Белоконь стал напряженно вспоминать годы учебы, но в мединституте о радиации рассказывали не так много. Даже работники атомной электростанции лишь смутно понимали, как серьезна эта угроза. Белоконь призывал терзаемых рвотой людей садиться в машины и ехать в больницу, но те отвечали, что просто переволновались от взрыва. Их больше беспокоило, что коллеги увидят, как их рвет[131].
Майор Телятников сбился с ног. Он направил подкрепление на крышу третьего энергоблока. В полчетвертого ночи у него появились те же симптомы, что и у остальных; не давало покоя горло. Настало время ехать в Припять и Телятникову[132].
К этому времени на пожар прибыл Петр Шаврей, младший брат Леонида и Ивана, уже давно боровшихся с огнем. Леонид держал под контролем крышу машинного зала, Ивана послали на крышу третьего энергоблока. Вместе с другими бойцами он сменил там Кибенка и часть его караула. Петр приехал с еще одним офицером, той ночью отдыхавшим, – Юрием Хилько. Шаврей, в обычной гражданской одежде, подошел к машинному залу и услышал голос самого старшего из братьев – Леонида: «Рукава давайте, нет рукавов!» Расплавленный битум прожег рукава на крыше. Петр вспоминает: «Я сразу туфли снял, кирзовые сапоги надел, фуражку бросил в машину. Два рукава под мышки, и по лестнице наверх. И это все средства защиты – а что, в сапогах же! Какая там защита – счет на минуты шел, чтобы дальше не полыхнуло».
На крышу машинного зала доставили новые рукава, но они были сухими. Насосы для подачи воды стояли обесточенными. Петра Шаврея осенило: в дело пойдет пруд-охладитель. Однако добраться с рукавом до пруда оказалось совсем не просто. Вокруг царил хаос. Словно после бомбежки, повсюду валялись куски железобетона, оконного стекла, графита, топливных стержней. Проехать к воде, не повредив колеса, было сущей головоломкой. Петр вспоминает: «Я бежал впереди машины – освещения нет, обломки, все завалено. Я как заяц петлял – машина за мной. И все равно колеса попробивали. Я руками вытягивал из колес арматуру, выбивал ее ногами. Потом кожа с рук слезла – радиоактивная была арматура». В итоге пожарные достигли цели, и вода по рукаву пошла на крышу машинного зала. Огонь отступил.

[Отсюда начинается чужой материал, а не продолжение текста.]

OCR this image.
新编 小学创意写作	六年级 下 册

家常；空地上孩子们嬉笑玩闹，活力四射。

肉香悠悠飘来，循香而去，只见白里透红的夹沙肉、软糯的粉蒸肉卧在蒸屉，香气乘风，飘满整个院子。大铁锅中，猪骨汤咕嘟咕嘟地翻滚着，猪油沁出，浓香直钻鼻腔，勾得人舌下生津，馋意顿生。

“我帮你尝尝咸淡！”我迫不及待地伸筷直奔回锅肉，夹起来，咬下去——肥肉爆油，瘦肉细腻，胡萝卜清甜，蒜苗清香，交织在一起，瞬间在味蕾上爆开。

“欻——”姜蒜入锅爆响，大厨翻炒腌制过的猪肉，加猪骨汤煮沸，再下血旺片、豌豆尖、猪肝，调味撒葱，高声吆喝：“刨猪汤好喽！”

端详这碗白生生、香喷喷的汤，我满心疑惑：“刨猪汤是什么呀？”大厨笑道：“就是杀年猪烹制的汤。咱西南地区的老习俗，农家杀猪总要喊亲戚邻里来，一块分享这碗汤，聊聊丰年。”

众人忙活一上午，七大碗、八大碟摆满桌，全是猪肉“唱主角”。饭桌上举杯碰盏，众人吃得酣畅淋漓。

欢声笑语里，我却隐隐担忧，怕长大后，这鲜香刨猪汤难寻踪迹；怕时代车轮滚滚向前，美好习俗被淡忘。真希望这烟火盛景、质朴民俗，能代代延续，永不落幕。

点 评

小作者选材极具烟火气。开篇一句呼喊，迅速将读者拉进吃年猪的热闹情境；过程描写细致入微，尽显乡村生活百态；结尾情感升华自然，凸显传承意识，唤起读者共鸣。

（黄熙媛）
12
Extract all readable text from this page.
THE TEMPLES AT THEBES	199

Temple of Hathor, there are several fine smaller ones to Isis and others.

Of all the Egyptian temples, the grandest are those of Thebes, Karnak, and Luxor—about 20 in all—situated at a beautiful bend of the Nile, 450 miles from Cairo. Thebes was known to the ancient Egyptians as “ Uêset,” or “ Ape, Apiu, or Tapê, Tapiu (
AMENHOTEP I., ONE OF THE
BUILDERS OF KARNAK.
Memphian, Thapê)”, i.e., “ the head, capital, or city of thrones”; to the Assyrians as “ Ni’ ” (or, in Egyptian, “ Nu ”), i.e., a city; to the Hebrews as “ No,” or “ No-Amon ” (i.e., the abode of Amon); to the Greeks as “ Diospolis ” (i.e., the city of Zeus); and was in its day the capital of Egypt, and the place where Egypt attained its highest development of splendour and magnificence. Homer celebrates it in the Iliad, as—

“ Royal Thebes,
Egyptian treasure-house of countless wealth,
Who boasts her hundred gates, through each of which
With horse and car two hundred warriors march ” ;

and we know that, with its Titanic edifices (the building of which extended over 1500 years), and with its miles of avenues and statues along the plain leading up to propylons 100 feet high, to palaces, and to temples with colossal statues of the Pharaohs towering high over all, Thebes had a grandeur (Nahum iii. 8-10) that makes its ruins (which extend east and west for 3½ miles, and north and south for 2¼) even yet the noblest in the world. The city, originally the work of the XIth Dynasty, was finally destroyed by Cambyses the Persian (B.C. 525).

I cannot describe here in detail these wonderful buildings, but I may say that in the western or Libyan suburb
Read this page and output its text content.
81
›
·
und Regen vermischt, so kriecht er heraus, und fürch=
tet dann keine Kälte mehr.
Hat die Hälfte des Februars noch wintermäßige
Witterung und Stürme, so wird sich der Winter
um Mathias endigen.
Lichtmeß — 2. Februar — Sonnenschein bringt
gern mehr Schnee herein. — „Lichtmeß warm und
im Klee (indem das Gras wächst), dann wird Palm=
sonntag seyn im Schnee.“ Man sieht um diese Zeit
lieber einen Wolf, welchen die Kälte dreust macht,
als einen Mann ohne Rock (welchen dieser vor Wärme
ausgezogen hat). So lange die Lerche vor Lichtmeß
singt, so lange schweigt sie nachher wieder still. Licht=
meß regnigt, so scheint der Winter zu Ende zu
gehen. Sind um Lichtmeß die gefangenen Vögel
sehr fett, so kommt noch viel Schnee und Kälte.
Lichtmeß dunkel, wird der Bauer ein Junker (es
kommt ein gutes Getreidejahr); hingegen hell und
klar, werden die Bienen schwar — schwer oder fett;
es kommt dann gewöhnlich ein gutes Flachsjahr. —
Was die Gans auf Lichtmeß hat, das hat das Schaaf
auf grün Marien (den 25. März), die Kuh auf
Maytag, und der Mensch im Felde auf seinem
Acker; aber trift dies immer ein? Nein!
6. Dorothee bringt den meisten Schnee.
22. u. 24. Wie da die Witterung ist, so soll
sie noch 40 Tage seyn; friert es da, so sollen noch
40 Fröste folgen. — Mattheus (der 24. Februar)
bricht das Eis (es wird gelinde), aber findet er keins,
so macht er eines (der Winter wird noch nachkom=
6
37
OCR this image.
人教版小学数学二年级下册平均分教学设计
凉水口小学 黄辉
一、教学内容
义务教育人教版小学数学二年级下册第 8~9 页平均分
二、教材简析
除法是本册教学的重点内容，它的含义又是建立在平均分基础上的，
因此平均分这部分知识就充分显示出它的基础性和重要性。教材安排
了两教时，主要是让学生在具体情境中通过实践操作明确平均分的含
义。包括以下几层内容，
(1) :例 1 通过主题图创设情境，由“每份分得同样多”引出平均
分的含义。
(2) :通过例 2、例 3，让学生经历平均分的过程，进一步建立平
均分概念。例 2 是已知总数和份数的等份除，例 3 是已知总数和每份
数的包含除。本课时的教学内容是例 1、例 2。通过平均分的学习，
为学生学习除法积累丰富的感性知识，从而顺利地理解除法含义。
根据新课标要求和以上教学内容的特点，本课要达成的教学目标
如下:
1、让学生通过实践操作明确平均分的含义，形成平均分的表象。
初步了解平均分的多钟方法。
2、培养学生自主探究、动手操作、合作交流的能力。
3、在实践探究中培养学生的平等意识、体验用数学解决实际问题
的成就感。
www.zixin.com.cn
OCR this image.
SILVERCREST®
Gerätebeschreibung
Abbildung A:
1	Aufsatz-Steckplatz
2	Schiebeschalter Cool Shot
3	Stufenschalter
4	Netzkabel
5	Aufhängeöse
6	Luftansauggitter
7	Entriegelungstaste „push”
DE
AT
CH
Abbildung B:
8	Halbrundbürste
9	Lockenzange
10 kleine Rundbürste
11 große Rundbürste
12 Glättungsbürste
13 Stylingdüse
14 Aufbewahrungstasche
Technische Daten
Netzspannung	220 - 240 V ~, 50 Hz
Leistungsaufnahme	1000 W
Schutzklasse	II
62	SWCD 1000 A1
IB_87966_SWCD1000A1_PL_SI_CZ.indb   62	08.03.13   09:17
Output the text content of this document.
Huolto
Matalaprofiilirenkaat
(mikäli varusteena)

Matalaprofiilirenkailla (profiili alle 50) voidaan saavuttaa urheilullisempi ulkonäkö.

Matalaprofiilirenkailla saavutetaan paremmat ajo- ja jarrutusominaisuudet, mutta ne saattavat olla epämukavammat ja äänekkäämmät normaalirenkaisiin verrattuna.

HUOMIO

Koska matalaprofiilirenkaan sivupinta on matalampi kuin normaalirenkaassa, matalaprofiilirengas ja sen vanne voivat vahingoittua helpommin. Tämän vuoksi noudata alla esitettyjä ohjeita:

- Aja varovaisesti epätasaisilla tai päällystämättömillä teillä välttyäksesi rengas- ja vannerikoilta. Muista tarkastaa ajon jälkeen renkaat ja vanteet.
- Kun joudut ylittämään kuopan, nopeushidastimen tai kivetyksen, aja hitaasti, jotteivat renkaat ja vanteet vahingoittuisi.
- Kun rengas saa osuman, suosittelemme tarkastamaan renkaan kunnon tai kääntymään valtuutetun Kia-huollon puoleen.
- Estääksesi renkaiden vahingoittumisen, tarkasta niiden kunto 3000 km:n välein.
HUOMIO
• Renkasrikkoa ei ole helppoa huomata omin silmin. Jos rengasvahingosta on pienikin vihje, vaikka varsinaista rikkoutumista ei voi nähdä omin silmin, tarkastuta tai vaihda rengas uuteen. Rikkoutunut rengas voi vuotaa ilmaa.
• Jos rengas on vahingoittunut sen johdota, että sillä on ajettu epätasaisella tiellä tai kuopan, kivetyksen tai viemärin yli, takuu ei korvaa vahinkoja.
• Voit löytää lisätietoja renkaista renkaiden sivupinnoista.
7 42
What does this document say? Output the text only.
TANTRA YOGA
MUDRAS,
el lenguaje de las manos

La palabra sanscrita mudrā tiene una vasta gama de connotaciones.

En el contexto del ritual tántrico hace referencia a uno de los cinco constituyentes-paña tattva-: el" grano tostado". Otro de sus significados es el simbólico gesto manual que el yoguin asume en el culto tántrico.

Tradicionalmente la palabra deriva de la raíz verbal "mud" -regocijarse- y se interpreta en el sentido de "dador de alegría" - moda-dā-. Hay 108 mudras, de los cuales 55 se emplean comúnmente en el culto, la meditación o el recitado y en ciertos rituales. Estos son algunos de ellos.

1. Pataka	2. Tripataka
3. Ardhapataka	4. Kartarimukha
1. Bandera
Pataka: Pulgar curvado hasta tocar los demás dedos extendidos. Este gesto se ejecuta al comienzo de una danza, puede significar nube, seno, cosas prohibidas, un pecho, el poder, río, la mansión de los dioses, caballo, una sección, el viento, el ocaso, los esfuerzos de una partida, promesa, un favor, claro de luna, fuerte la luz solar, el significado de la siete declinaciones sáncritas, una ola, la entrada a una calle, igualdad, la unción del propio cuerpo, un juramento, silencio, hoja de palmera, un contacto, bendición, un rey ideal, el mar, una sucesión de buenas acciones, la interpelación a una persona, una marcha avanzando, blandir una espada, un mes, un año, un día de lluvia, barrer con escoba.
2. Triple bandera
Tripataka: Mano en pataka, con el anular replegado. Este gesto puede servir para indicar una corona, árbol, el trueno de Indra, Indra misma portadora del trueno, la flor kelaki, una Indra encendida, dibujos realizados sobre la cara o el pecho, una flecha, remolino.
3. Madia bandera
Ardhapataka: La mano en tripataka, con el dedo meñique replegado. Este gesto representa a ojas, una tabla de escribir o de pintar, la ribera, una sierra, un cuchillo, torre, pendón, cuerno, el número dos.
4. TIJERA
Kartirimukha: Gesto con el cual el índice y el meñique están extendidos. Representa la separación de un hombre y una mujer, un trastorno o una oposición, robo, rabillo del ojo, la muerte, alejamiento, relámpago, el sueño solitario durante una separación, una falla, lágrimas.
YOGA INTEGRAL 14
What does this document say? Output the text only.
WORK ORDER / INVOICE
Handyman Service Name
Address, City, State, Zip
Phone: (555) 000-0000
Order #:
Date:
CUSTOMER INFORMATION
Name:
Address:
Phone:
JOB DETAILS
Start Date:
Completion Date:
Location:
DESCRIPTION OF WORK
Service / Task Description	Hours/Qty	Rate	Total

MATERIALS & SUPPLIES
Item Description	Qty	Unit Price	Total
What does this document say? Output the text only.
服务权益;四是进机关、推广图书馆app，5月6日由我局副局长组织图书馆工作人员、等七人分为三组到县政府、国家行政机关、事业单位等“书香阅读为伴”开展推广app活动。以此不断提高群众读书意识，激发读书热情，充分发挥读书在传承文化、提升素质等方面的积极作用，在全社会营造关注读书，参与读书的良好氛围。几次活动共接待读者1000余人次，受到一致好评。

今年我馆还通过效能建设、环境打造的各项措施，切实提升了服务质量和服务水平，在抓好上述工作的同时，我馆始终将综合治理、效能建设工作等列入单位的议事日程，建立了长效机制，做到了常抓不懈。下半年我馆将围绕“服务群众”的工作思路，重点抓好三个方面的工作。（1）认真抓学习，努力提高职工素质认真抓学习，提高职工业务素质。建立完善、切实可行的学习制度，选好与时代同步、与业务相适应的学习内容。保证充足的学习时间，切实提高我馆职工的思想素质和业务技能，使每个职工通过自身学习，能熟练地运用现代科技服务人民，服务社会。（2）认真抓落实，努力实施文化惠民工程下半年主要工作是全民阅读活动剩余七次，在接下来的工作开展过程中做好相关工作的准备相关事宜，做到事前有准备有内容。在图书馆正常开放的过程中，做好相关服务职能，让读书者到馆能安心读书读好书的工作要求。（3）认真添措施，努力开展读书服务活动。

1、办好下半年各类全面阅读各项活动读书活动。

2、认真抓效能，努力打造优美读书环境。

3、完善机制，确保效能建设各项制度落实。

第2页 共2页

Команду «отбой» бойцам дали только в семь утра. Два брата Шаврея могли наконец-то уйти с атомной станции. Ивана еще раньше увезли на скорой. Он ощущал сладкий привкус во рту, головную боль, обморочную слабость. Потом его рвало. Леонид сам слез с крыши машинного зала, но симптомы у него были те же. Петр приехал на станцию позже, тем не менее ему тоже стало дурно: «У меня была рвота и ужасная слабость. Ноги не слушались, будто ватные». И страшно мучила жажда. Он выпил из рукава немного воды из пруда-охладителя, ему сразу полегчало. Напарник воскликнул:
– Что ты делаешь? Она же грязная!
– Посмотри: прозрачная.
Петр продолжает: «А вода была радиоактивная, я понимал это, но мне казалось, что если я не сделаю два глотка, я упаду и не поднимусь. Потом слизистая была повреждена». Те два глотка чернобыльской воды обошлись лейтенанту недешево[133].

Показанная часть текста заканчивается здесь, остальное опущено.